After a song in 6/8 blues, TAAQ went on to cover Bill Withers’ ‘Ain’t No Sunshine’. Bruce ornamented the song with a Mayer-style fingerpicking intro and Prakash contributed with some slap bass in the interlude. The band improvised around the “I Know, I Know” line and Bruce even indulged in some twinning, scatting as he played the notes on the guitar! Prakash followed that up with a stylish bass solo of his own. ‘Billboard Bride’ was up next for which Bruce played a surreal legato solo with his Gibson Les Paul.
The evening progressed with numbers like ‘Birthday’ and ‘For The Cat’, the latter being a tribute to Cat Stevens. One of the last numbers was ‘Holy Jose’, a funky number which was probably the longest song of the set. Bruce used his whammy bar to support a bass solo by Prakash and Rajeev rounded off the song in a drum solo that included a run at the double bass pedals! And some cowbell! TAAQ strangely went on to cover Nirvana’s ‘In Bloom’, but I’m glad that they did it like TAAQ while retaining some of the essential grunge elements of the song.

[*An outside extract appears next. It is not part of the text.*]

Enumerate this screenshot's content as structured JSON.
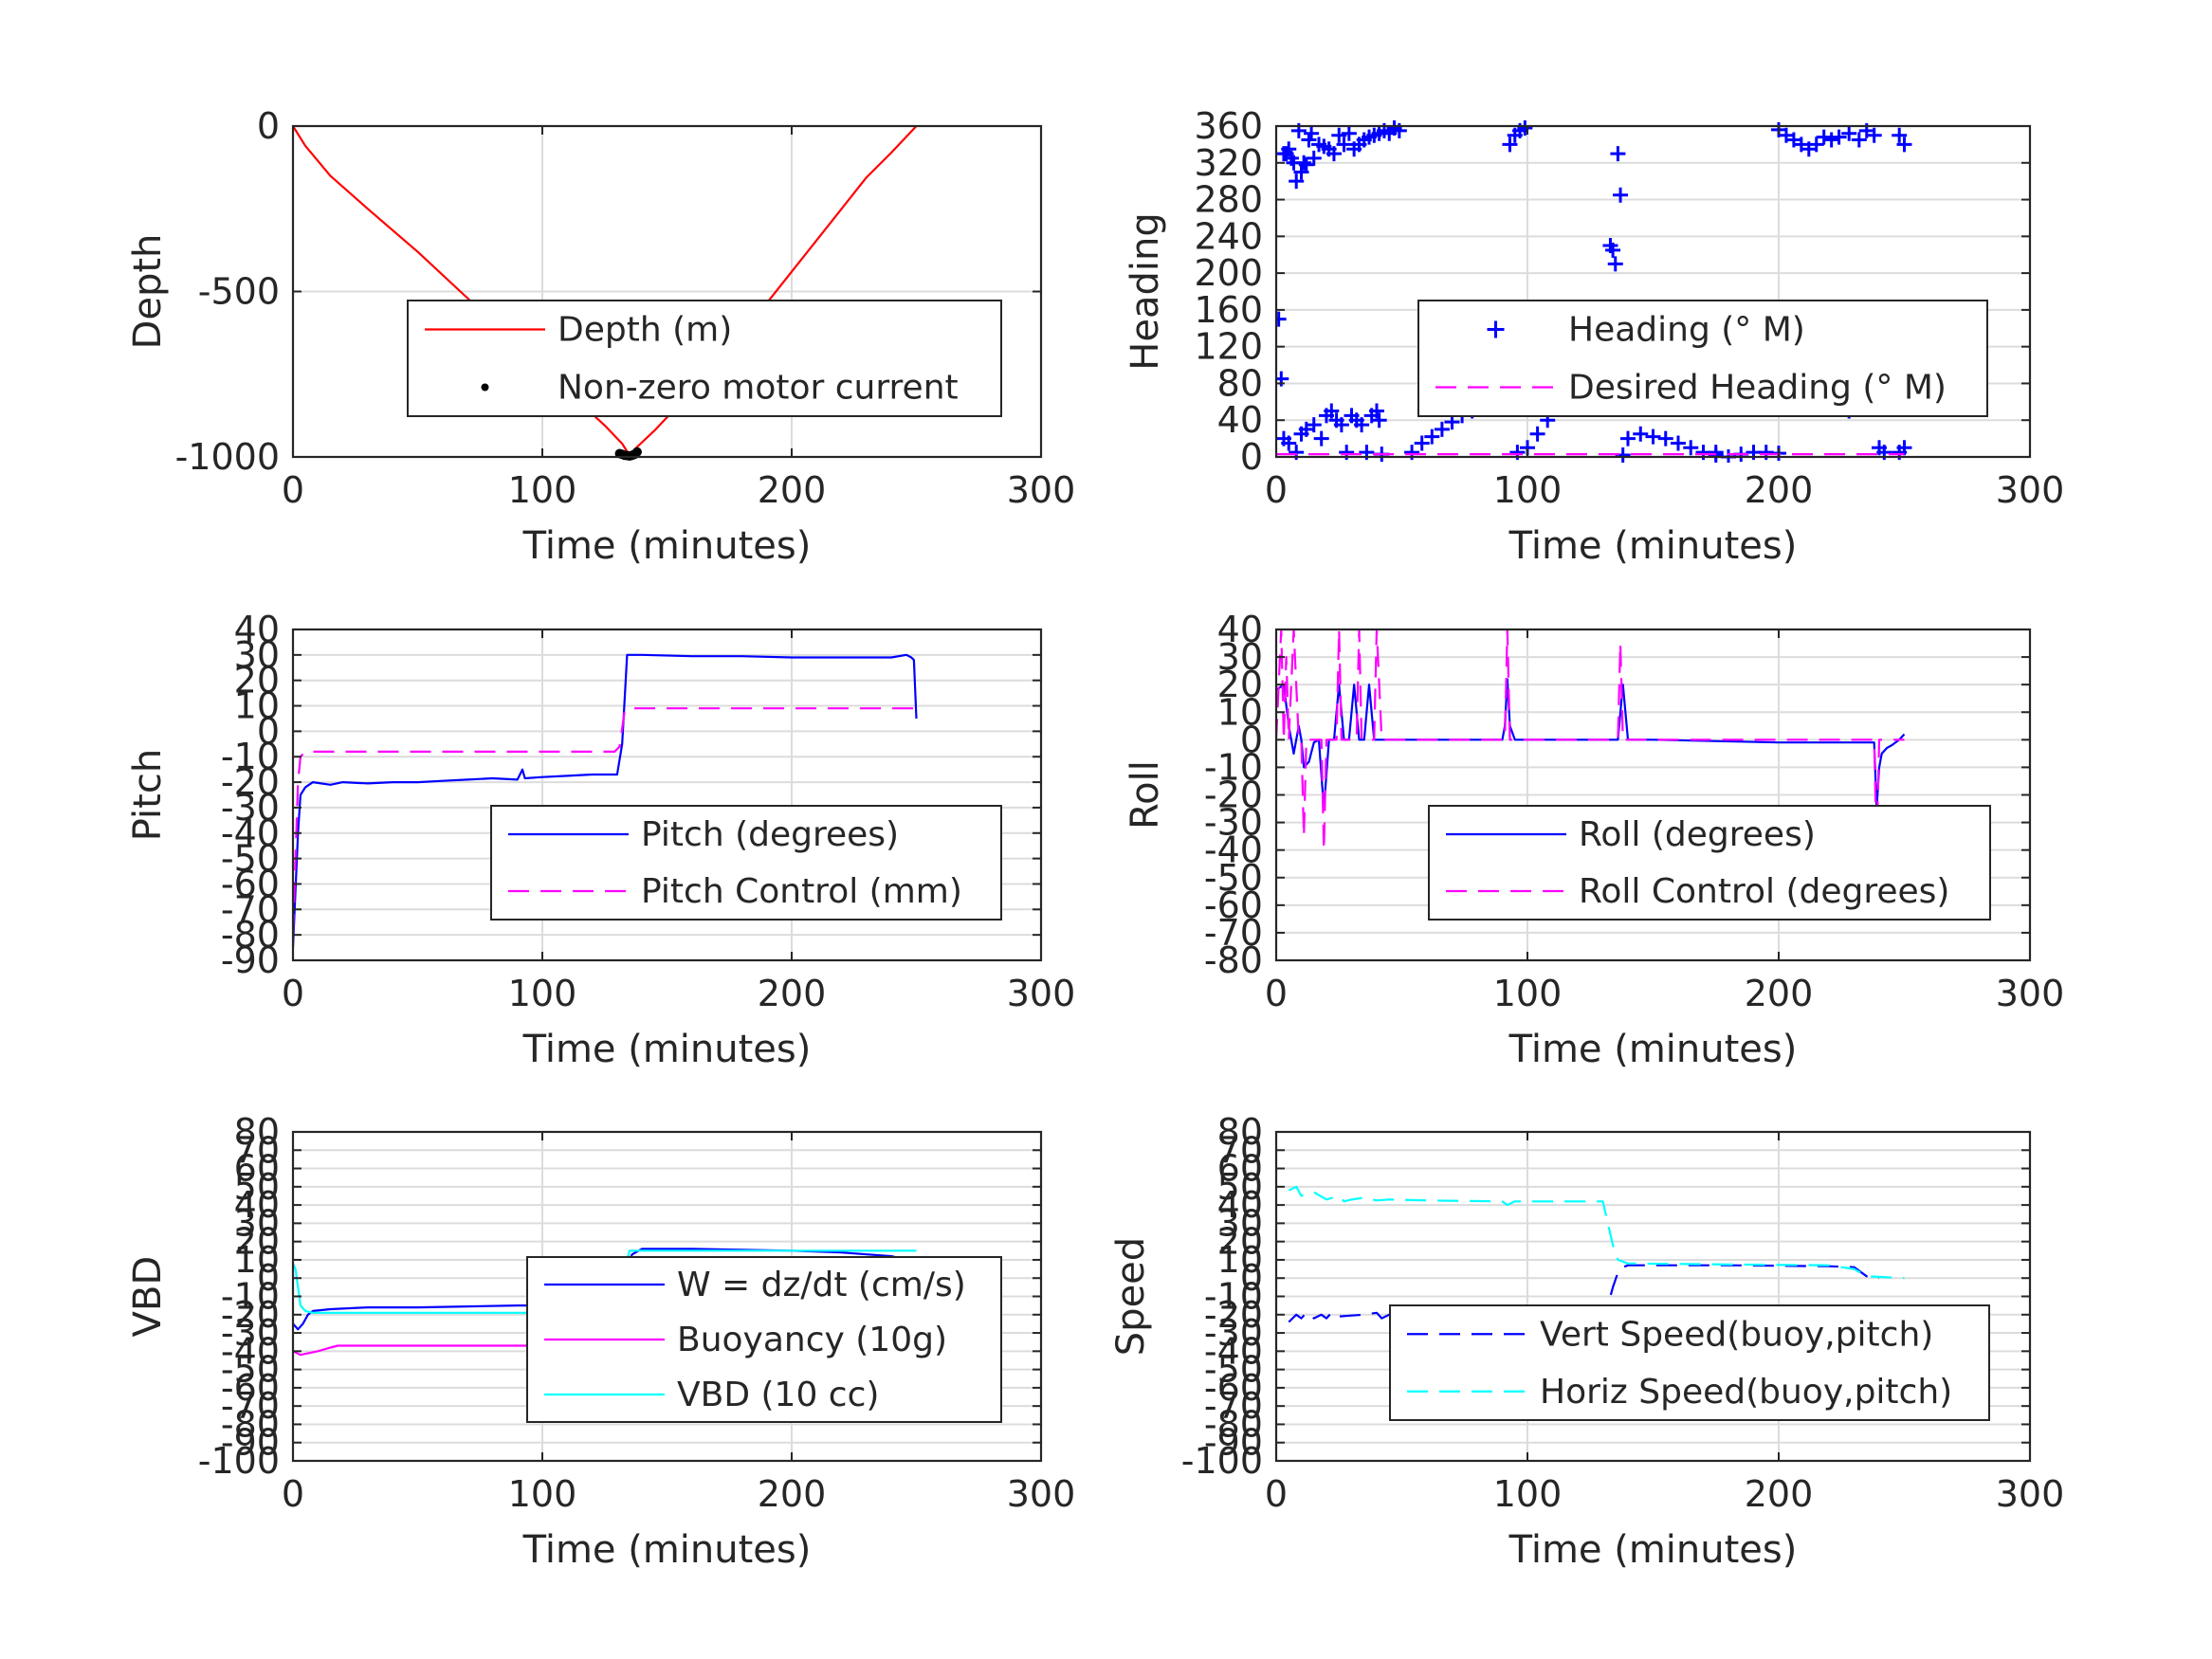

TAAQ ended the evening with ‘Bend the World’, ‘Galacktiqua’, ‘Paper Puli’ and ‘Hey Jude’. Towards the end, Bruce seemed to ease into the songs while also letting the crowd handle some of the lyrics. He duly acknowledged the crowd’s rapturous response at the end of these songs.The band left the stage to a thunderous applause that lasted quite a while. If not already, the band has further cemented their position as one of the premier and most unique rock bands of the country. I could safely conclude that this was the ONLY thing that could have eclipsed the high I was talking about at the start.